Genomic comparisons of Jingweiarchaeum (J), Haiyanarchaeum (H), Rehaiarchaeum (R), Acidifodinimicrobium (A), and Parvarchaeum (P). Differences in genome sizes (a), numbers of genes (b), temperatures (c), OGTs predicted by the overrepresentation of 7 amino acids (IVYWREL) (d), pHs (e), average isoelectric points (pIs) (f), and the corelation of number of protein-coding genes and genome sizes of the five genera (g) were visualized using the ggplot2 package (v3.3.6) (100). Genomic feature differences were tested by the Wilcoxon signed-rank test using the wilcox.test() function in the stat package (v4.1.1) (99) in R. Different letters show significant differences between groups with a P value of <0.005.

Principal-coordinate analyses (PCoAs) based on the metabolic profiles of KEGG and arCOG annotation results demonstrated that the genomes were well clustered based on their phylogenetic positions rather than habitats (see Fig. S5 at https://doi.org/10.6084/m9.figshare.22126736.v3). The short distance between Acidifodinimicrobium and Parvarchaeum suggests that a recent geographical dispersion possibly occurred. This is also supported by the average amino acid identities (AAIs) between these lineages (see Fig. S6 at https://doi.org/10.6084/m9.figshare.22126736.v3). The larger sizes of Parvarchaeum genomes within the PCoA plots exhibit higher genomic plasticity among these genera, which may give them the ability to better adapt to different habitats. However, the clustering of Parvarchaeum genomes from both high- and low-temperature environments suggests that the adaptation to different environments may not yet have induced notable genomic shifts in time. This inference can be further corroborated by the observation of wider ranges of GC contents, isoelectric points (pIs), and estimated optimal growth temperatures (OGTs) in this genus, which demonstrates a more diverse nucleotide/amino acid composition (Fig. 3d and f; see also Fig. S4g to j at https://doi.org/10.6084/m9.figshare.22126736.v3). In contrast, Jingweiarchaeum, Haiyanarchaeum, and Rehaiarchaeum inhabit primarily thermal habitats, whereas Acidifodinimicrobium and Parvarchaeum favor environments with lower temperatures.

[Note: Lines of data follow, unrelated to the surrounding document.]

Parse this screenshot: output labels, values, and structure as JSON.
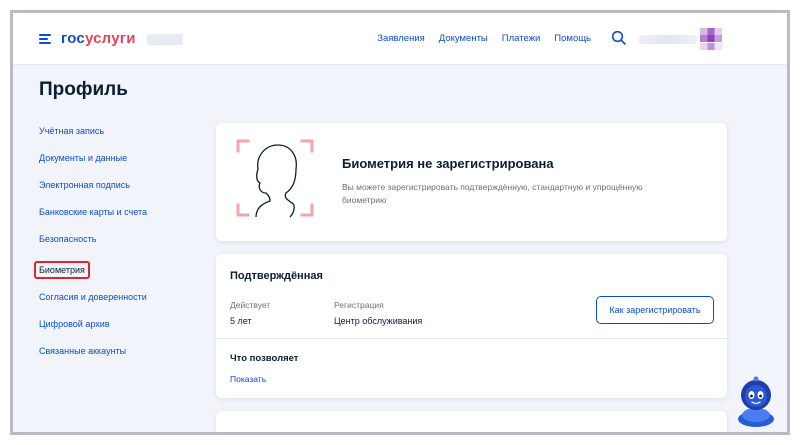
{
  "header": {
    "logo_part1": "гос",
    "logo_part2": "услуги",
    "nav": [
      "Заявления",
      "Документы",
      "Платежи",
      "Помощь"
    ]
  },
  "page_title": "Профиль",
  "sidebar": {
    "items": [
      {
        "label": "Учётная запись"
      },
      {
        "label": "Документы и данные"
      },
      {
        "label": "Электронная подпись"
      },
      {
        "label": "Банковские карты и счета"
      },
      {
        "label": "Безопасность"
      },
      {
        "label": "Биометрия",
        "active": true
      },
      {
        "label": "Согласия и доверенности"
      },
      {
        "label": "Цифровой архив"
      },
      {
        "label": "Связанные аккаунты"
      }
    ]
  },
  "biometry_card": {
    "title": "Биометрия не зарегистрирована",
    "description": "Вы можете зарегистрировать подтверждённую, стандартную и упрощённую биометрию"
  },
  "confirmed_card": {
    "title": "Подтверждённая",
    "valid_label": "Действует",
    "valid_value": "5 лет",
    "registration_label": "Регистрация",
    "registration_value": "Центр обслуживания",
    "register_button": "Как зарегистрировать",
    "allows_title": "Что позволяет",
    "show_link": "Показать"
  },
  "colors": {
    "brand_blue": "#0d4cd3",
    "brand_red": "#ee3f58",
    "highlight_red": "#e0242e",
    "page_bg": "#f1f4fa"
  }
}
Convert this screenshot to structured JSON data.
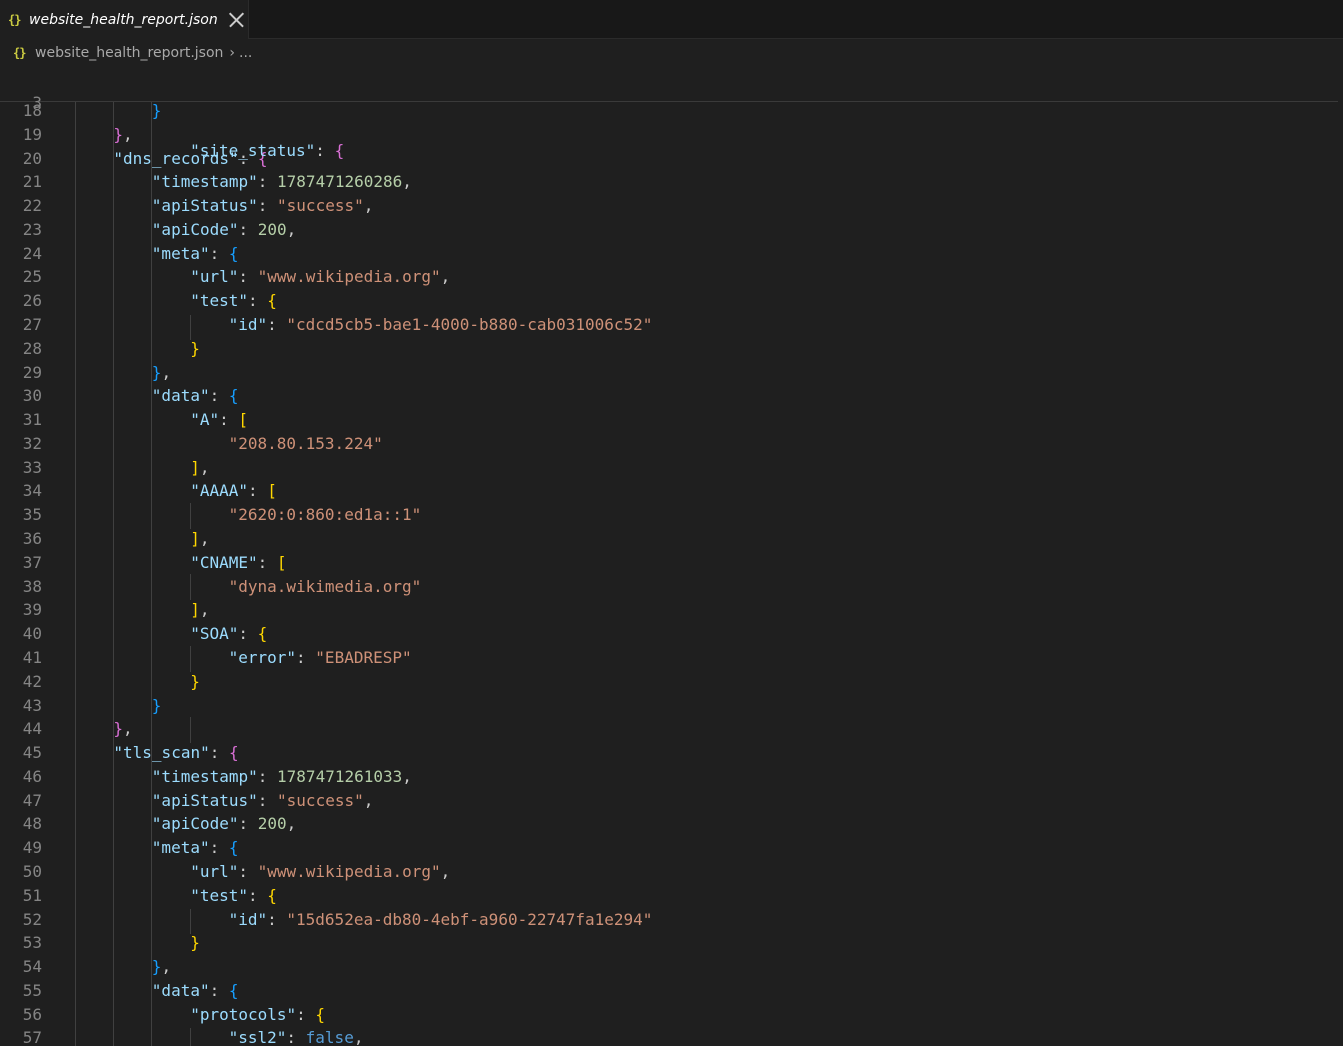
{
  "tab": {
    "filename": "website_health_report.json",
    "icon": "json-braces-icon"
  },
  "breadcrumb": {
    "file": "website_health_report.json",
    "sep": "›",
    "more": "..."
  },
  "sticky_line": {
    "number": "3",
    "key": "\"site_status\"",
    "brace": "{"
  },
  "colors": {
    "key": "#9cdcfe",
    "string": "#ce9178",
    "number": "#b5cea8",
    "keyword": "#569cd6",
    "bracket1": "#ffd700",
    "bracket2": "#da70d6",
    "bracket3": "#179fff"
  },
  "lines": [
    {
      "n": "18",
      "indent": 2,
      "tokens": [
        [
          "b3",
          "}"
        ]
      ]
    },
    {
      "n": "19",
      "indent": 1,
      "tokens": [
        [
          "b2",
          "}"
        ],
        [
          "p",
          ","
        ]
      ]
    },
    {
      "n": "20",
      "indent": 1,
      "tokens": [
        [
          "k",
          "\"dns_records\""
        ],
        [
          "p",
          ": "
        ],
        [
          "b2",
          "{"
        ]
      ]
    },
    {
      "n": "21",
      "indent": 2,
      "tokens": [
        [
          "k",
          "\"timestamp\""
        ],
        [
          "p",
          ": "
        ],
        [
          "n",
          "1787471260286"
        ],
        [
          "p",
          ","
        ]
      ]
    },
    {
      "n": "22",
      "indent": 2,
      "tokens": [
        [
          "k",
          "\"apiStatus\""
        ],
        [
          "p",
          ": "
        ],
        [
          "s",
          "\"success\""
        ],
        [
          "p",
          ","
        ]
      ]
    },
    {
      "n": "23",
      "indent": 2,
      "tokens": [
        [
          "k",
          "\"apiCode\""
        ],
        [
          "p",
          ": "
        ],
        [
          "n",
          "200"
        ],
        [
          "p",
          ","
        ]
      ]
    },
    {
      "n": "24",
      "indent": 2,
      "tokens": [
        [
          "k",
          "\"meta\""
        ],
        [
          "p",
          ": "
        ],
        [
          "b3",
          "{"
        ]
      ]
    },
    {
      "n": "25",
      "indent": 3,
      "tokens": [
        [
          "k",
          "\"url\""
        ],
        [
          "p",
          ": "
        ],
        [
          "s",
          "\"www.wikipedia.org\""
        ],
        [
          "p",
          ","
        ]
      ]
    },
    {
      "n": "26",
      "indent": 3,
      "tokens": [
        [
          "k",
          "\"test\""
        ],
        [
          "p",
          ": "
        ],
        [
          "b1",
          "{"
        ]
      ]
    },
    {
      "n": "27",
      "indent": 4,
      "tokens": [
        [
          "k",
          "\"id\""
        ],
        [
          "p",
          ": "
        ],
        [
          "s",
          "\"cdcd5cb5-bae1-4000-b880-cab031006c52\""
        ]
      ]
    },
    {
      "n": "28",
      "indent": 3,
      "tokens": [
        [
          "b1",
          "}"
        ]
      ]
    },
    {
      "n": "29",
      "indent": 2,
      "tokens": [
        [
          "b3",
          "}"
        ],
        [
          "p",
          ","
        ]
      ]
    },
    {
      "n": "30",
      "indent": 2,
      "tokens": [
        [
          "k",
          "\"data\""
        ],
        [
          "p",
          ": "
        ],
        [
          "b3",
          "{"
        ]
      ]
    },
    {
      "n": "31",
      "indent": 3,
      "tokens": [
        [
          "k",
          "\"A\""
        ],
        [
          "p",
          ": "
        ],
        [
          "b1",
          "["
        ]
      ]
    },
    {
      "n": "32",
      "indent": 4,
      "tokens": [
        [
          "s",
          "\"208.80.153.224\""
        ]
      ]
    },
    {
      "n": "33",
      "indent": 3,
      "tokens": [
        [
          "b1",
          "]"
        ],
        [
          "p",
          ","
        ]
      ]
    },
    {
      "n": "34",
      "indent": 3,
      "tokens": [
        [
          "k",
          "\"AAAA\""
        ],
        [
          "p",
          ": "
        ],
        [
          "b1",
          "["
        ]
      ]
    },
    {
      "n": "35",
      "indent": 4,
      "tokens": [
        [
          "s",
          "\"2620:0:860:ed1a::1\""
        ]
      ]
    },
    {
      "n": "36",
      "indent": 3,
      "tokens": [
        [
          "b1",
          "]"
        ],
        [
          "p",
          ","
        ]
      ]
    },
    {
      "n": "37",
      "indent": 3,
      "tokens": [
        [
          "k",
          "\"CNAME\""
        ],
        [
          "p",
          ": "
        ],
        [
          "b1",
          "["
        ]
      ]
    },
    {
      "n": "38",
      "indent": 4,
      "tokens": [
        [
          "s",
          "\"dyna.wikimedia.org\""
        ]
      ]
    },
    {
      "n": "39",
      "indent": 3,
      "tokens": [
        [
          "b1",
          "]"
        ],
        [
          "p",
          ","
        ]
      ]
    },
    {
      "n": "40",
      "indent": 3,
      "tokens": [
        [
          "k",
          "\"SOA\""
        ],
        [
          "p",
          ": "
        ],
        [
          "b1",
          "{"
        ]
      ]
    },
    {
      "n": "41",
      "indent": 4,
      "tokens": [
        [
          "k",
          "\"error\""
        ],
        [
          "p",
          ": "
        ],
        [
          "s",
          "\"EBADRESP\""
        ]
      ]
    },
    {
      "n": "42",
      "indent": 3,
      "tokens": [
        [
          "b1",
          "}"
        ]
      ]
    },
    {
      "n": "43",
      "indent": 2,
      "tokens": [
        [
          "b3",
          "}"
        ]
      ]
    },
    {
      "n": "44",
      "indent": 1,
      "tokens": [
        [
          "b2",
          "}"
        ],
        [
          "p",
          ","
        ]
      ]
    },
    {
      "n": "45",
      "indent": 1,
      "tokens": [
        [
          "k",
          "\"tls_scan\""
        ],
        [
          "p",
          ": "
        ],
        [
          "b2",
          "{"
        ]
      ]
    },
    {
      "n": "46",
      "indent": 2,
      "tokens": [
        [
          "k",
          "\"timestamp\""
        ],
        [
          "p",
          ": "
        ],
        [
          "n",
          "1787471261033"
        ],
        [
          "p",
          ","
        ]
      ]
    },
    {
      "n": "47",
      "indent": 2,
      "tokens": [
        [
          "k",
          "\"apiStatus\""
        ],
        [
          "p",
          ": "
        ],
        [
          "s",
          "\"success\""
        ],
        [
          "p",
          ","
        ]
      ]
    },
    {
      "n": "48",
      "indent": 2,
      "tokens": [
        [
          "k",
          "\"apiCode\""
        ],
        [
          "p",
          ": "
        ],
        [
          "n",
          "200"
        ],
        [
          "p",
          ","
        ]
      ]
    },
    {
      "n": "49",
      "indent": 2,
      "tokens": [
        [
          "k",
          "\"meta\""
        ],
        [
          "p",
          ": "
        ],
        [
          "b3",
          "{"
        ]
      ]
    },
    {
      "n": "50",
      "indent": 3,
      "tokens": [
        [
          "k",
          "\"url\""
        ],
        [
          "p",
          ": "
        ],
        [
          "s",
          "\"www.wikipedia.org\""
        ],
        [
          "p",
          ","
        ]
      ]
    },
    {
      "n": "51",
      "indent": 3,
      "tokens": [
        [
          "k",
          "\"test\""
        ],
        [
          "p",
          ": "
        ],
        [
          "b1",
          "{"
        ]
      ]
    },
    {
      "n": "52",
      "indent": 4,
      "tokens": [
        [
          "k",
          "\"id\""
        ],
        [
          "p",
          ": "
        ],
        [
          "s",
          "\"15d652ea-db80-4ebf-a960-22747fa1e294\""
        ]
      ]
    },
    {
      "n": "53",
      "indent": 3,
      "tokens": [
        [
          "b1",
          "}"
        ]
      ]
    },
    {
      "n": "54",
      "indent": 2,
      "tokens": [
        [
          "b3",
          "}"
        ],
        [
          "p",
          ","
        ]
      ]
    },
    {
      "n": "55",
      "indent": 2,
      "tokens": [
        [
          "k",
          "\"data\""
        ],
        [
          "p",
          ": "
        ],
        [
          "b3",
          "{"
        ]
      ]
    },
    {
      "n": "56",
      "indent": 3,
      "tokens": [
        [
          "k",
          "\"protocols\""
        ],
        [
          "p",
          ": "
        ],
        [
          "b1",
          "{"
        ]
      ]
    },
    {
      "n": "57",
      "indent": 4,
      "tokens": [
        [
          "k",
          "\"ssl2\""
        ],
        [
          "p",
          ": "
        ],
        [
          "kw",
          "false"
        ],
        [
          "p",
          ","
        ]
      ]
    }
  ]
}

(i) Adaptation to high-temperature environments. The investigation of sampling sites suggested that Haiyanarchaeum genomes were derived mostly from samples from environments with higher temperatures, while Parvarchaeum genomes were from samples from environments with lower temperatures (Fig. 3c). Overall, Haiyanarchaeum microbes appear to be hyperthermophilic, with the OGTs of >80°C predicted by IVYWREL (Fig. 3d). Expectedly, rgy genes, encoding reverse gyrase that was ubiquitously present in hyperthermophiles, were detected in the genomes of Haiyanarchaeum, further suggesting that they might indeed represent a hyperthermophilic lineage (Table S6) (5759). Given the exclusive detection of currently available Jingweiarchaeum MAGs, we infer that Jingweiarchaeum microbes might also be thermophiles. Most MAGs within Parvarchaeum and Acidifodinimicrobium are mesophiles, for which growth temperatures of <50°C are preferable.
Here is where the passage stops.